Over the next week, five more firms including Aberdeen Asset Management, M&G Investments, Henderson Global Investors, Columbia Threadneedle and Canada Life, followed suit meaning around 60 percent of the UK commercial property market held in such vehicles was under lock and key.

But after today’s announcement, which came in the form of a note to investors, Aviva Investors is the first of the affected firms to confirm that the decision to gate the fund was not a short-term reactionary measure.

Aberdeen lifted the trading suspension within a week of the gating, but the rest of the affected firms are yet to state how long the measures will remain in place.

In the note sent to clients yesterday, Aviva said its Property Trust fund was likely to continue to stop investors from withdrawing their money until at least the first quarter of next year while its managers attempt to sell commercial properties held by the fund.

Aviva said in the statement: “In order to lift the suspension we need to ensure that we can meet any requests to sell, buy, switch or transfer units which have been held by us during the suspension period.
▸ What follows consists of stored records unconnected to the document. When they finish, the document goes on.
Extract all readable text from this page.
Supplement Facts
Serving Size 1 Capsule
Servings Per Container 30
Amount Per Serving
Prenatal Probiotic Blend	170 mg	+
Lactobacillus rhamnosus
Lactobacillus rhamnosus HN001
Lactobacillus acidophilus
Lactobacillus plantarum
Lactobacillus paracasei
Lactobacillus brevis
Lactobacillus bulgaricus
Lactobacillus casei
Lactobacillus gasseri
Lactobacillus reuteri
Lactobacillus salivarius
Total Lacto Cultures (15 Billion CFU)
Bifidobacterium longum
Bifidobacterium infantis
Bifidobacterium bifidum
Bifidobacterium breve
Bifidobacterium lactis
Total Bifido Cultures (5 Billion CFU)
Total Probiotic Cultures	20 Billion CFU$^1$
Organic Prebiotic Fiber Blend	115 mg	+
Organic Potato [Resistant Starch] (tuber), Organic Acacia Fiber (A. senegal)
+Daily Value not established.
We are committed to ensuring the Trust has a sustainable liquidity position before we allow dealing to resume in order to protect the interests of all investors. Property sales may be more difficult to execute in the current environment due to market uncertainty.”

Laith Khalaf, senior analyst at Bristol-based financial services company Hargreaves Lansdown, said the move was a “big blow” to investors in the Aviva fund.

“The investors are basically now being told they won’t be able to get their money out any time in 2016. The wider question is whether this timeframe applies across the rest of the sector, and property fund investors would no doubt welcome similar guidance from other suspended funds as to when they might open again,” he said. “Once again this highlights the problems of investing in an illiquid asset class via an open-ended fund which offers liquidity on a daily basis, until it’s forced to shut up shop. Being unable to trade in your fund for the best part of a year is more than a minor inconvenience,” Khalaf added.